日本MDLが独ライオンのADME予測ツールを発売

臨床データを利用した精密モデル、消化管吸収性・肝代謝を予測

 2001.11.16−日本MDLインフォメーションシステムズは、米MDLと独ライオンバイオサイエンスとの提携に基づき、ADME(吸収・分布・代謝・排出)予測ツール「iDEA」(商品名)の国内での販売活動を開始した。ライオンが今年の3月に買収した米トレガバイオサイエンスの製品で、コンソーシアム形式で昨年に開発されたもの。創薬研究の初期段階の化合物ライブラリーデザインから、非臨床試験に入るフェーズまでの幅広い過程で利用することができる。ウェブ環境で運用でき、サン・マイクロシステムズのサーバーがバンドルで提供される。価格は5ユーザーライセンスで年間2,700万円。

 iDEAは、シェーリングプラウ、ジェネンテック、スミスクライン−ビーチャム、パーク・デイビス、ジョンソン&ジョンソンなどの6社が参加したコンソーシアムでの実際の化合物データや臨床データをもとにして開発された。結果的に薬にならなかった化合物の貴重な情報も含まれており、幅広い化学的空間を網羅したデータセットに基づいている。

 一般的には、“リピンスキーのルール”を用いて医薬品としての吸収性を評価するが、このルールではスコアが低くても実際には吸収性が良かったり、逆にルールに合致していても吸収性の悪いものもある。iDEAに利用されたデータセットはこれらを幅広く含んでいるのが特徴となっている。

 システムは大きく2段階で利用でき、創薬の初期段階のライブラリーデザインの際と、動物実験に進む前後の段階での探索ADMEに役立てることが可能。候補化合物が医薬として望ましい物性を備えているかどうかを実験の前に評価できるので、新薬開発の費用と時間の削減に寄与する。

 ライブラリーデザインに役立つのは、Caco-2細胞透過性と人体への吸収性予測の機能。2次元構造式をもとにCaco-2予測値と吸収性の高さ(3段階評価)を示してくれる。構造式はスマイル形式で入力され、一度に125化合物の情報を処理することができる。ライブラリーに含める化合物の部分構造を修飾したり、基本骨格を見直したりしながら、確率の高いライブラリーを設計するのに用いることが可能。

 一方、探索ADMEで利用する吸収予測と代謝予測にも、メンバー企業から実際の臨床データが提供された。精密な生理学的吸収モデル、生理学的代謝モデルを構築するため、前者は72化合物、後者には64化合物から得た情報が盛り込まれている。

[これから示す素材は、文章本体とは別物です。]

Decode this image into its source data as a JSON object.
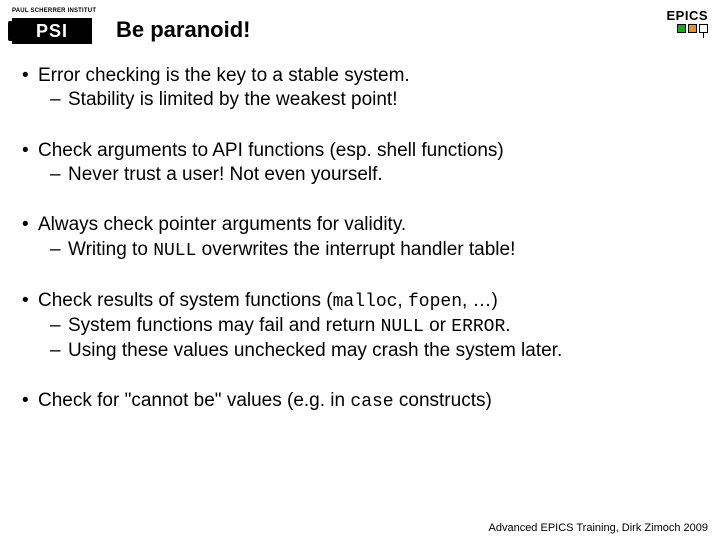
{
  "header": {
    "psi_tagline": "PAUL SCHERRER INSTITUT",
    "psi_text": "PSI",
    "title": "Be paranoid!",
    "epics_text": "EPICS"
  },
  "bullets": [
    {
      "text": "Error checking is the key to a stable system.",
      "subs": [
        {
          "text": "Stability is limited by the weakest point!"
        }
      ]
    },
    {
      "text": "Check arguments to API functions (esp. shell functions)",
      "subs": [
        {
          "text": "Never trust a user! Not even yourself."
        }
      ]
    },
    {
      "text": "Always check pointer arguments for validity.",
      "subs": [
        {
          "pre": "Writing to ",
          "code": "NULL",
          "post": " overwrites the interrupt handler table!"
        }
      ]
    },
    {
      "pre": "Check results of system functions (",
      "code": "malloc",
      "mid1": ", ",
      "code2": "fopen",
      "post": ", …)",
      "subs": [
        {
          "pre": "System functions may fail and return ",
          "code": "NULL",
          "mid1": " or ",
          "code2": "ERROR",
          "post": "."
        },
        {
          "text": "Using these values unchecked may crash the system later."
        }
      ]
    },
    {
      "pre": "Check for \"cannot be\" values (e.g. in ",
      "code": "case",
      "post": " constructs)",
      "subs": []
    }
  ],
  "footer": "Advanced EPICS Training, Dirk Zimoch 2009"
}
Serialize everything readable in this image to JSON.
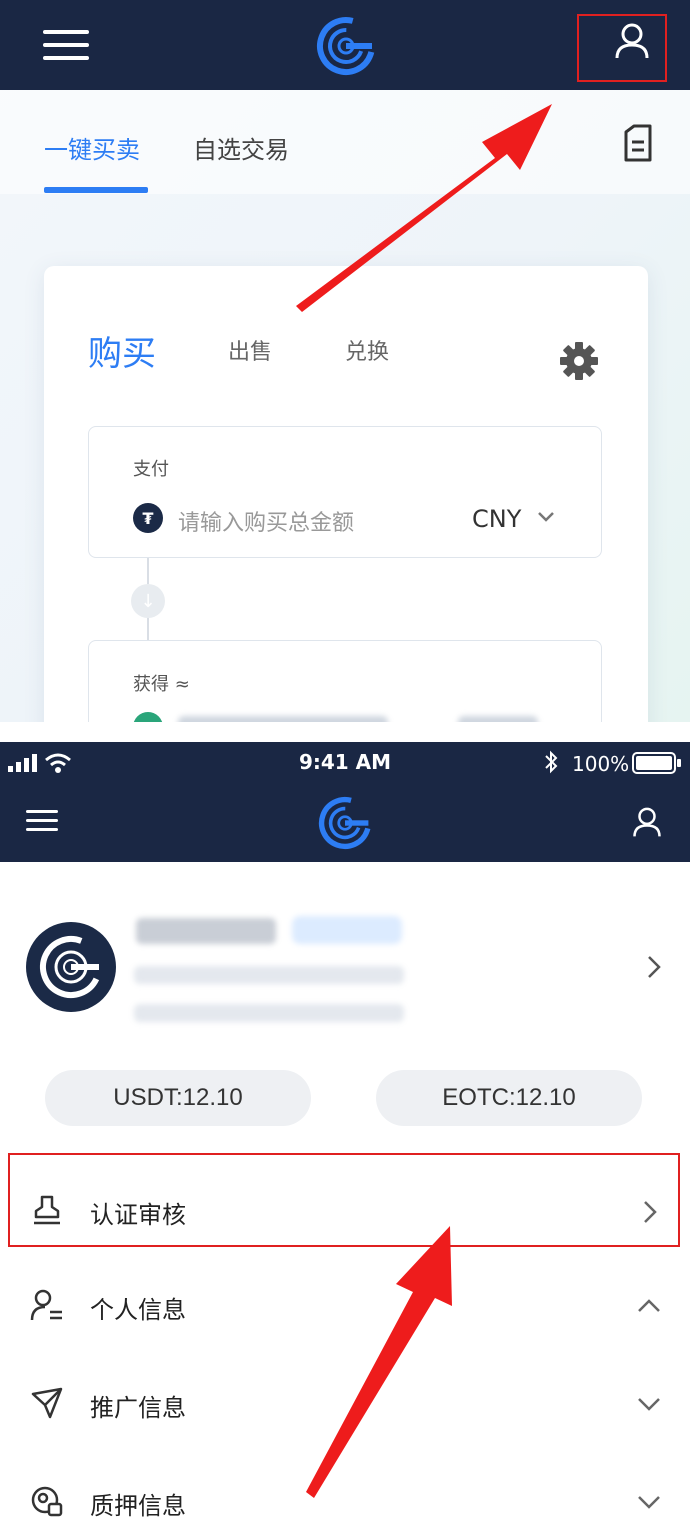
{
  "top_screen": {
    "tabs": [
      {
        "label": "一键买卖",
        "active": true
      },
      {
        "label": "自选交易",
        "active": false
      }
    ],
    "card": {
      "tabs": [
        {
          "label": "购买",
          "active": true
        },
        {
          "label": "出售",
          "active": false
        },
        {
          "label": "兑换",
          "active": false
        }
      ],
      "pay_field": {
        "label": "支付",
        "coin_symbol": "₮",
        "placeholder": "请输入购买总金额",
        "currency": "CNY"
      },
      "receive_field": {
        "label": "获得 ≈"
      }
    },
    "highlight_color": "#e02020",
    "brand_color": "#1a2744",
    "accent_color": "#2d7df4"
  },
  "status_bar": {
    "time": "9:41 AM",
    "battery": "100%"
  },
  "profile": {
    "balances": [
      {
        "label": "USDT:12.10"
      },
      {
        "label": "EOTC:12.10"
      }
    ]
  },
  "menu": [
    {
      "label": "认证审核",
      "icon": "stamp-icon",
      "arrow": "chevron-right",
      "highlighted": true
    },
    {
      "label": "个人信息",
      "icon": "person-list-icon",
      "arrow": "chevron-up"
    },
    {
      "label": "推广信息",
      "icon": "paper-plane-icon",
      "arrow": "chevron-down"
    },
    {
      "label": "质押信息",
      "icon": "pledge-icon",
      "arrow": "chevron-down"
    }
  ]
}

 経口投与された薬物は、消化管で吸収され、肝臓での代謝を乗り切ったのちに、初めて医薬品として作用する。このため、消化器官の各部位の溶解性や透過性、表面積、腸内移動速度などをパラメーターに組み込んだ吸収モデルに対して、インビトロ試験で測定したCaco-2透過性データ、溶解性データなどを入力することで、濃度や絶対量などの時間変化を精密に予測する機能がある。次に、消化管からの吸収率やたん白質結合率などを代謝モデルに当てはめることで、その薬物の代謝特性を予測することが可能。

 この時に利用するインビトロデータは、試験条件やプロトコルなどによって値がばらつく可能性がある。できるだけ、モデル構築に使用したデータセットと整合性を取ることが理想であるため、ライオンでは今回のインビトロ試験のプロトコルの詳細情報をユーザーリファレンスとして提供している。日本MDLでは、こうした技術サポートを含めて、十分な体制を国内でも整えていく計画である。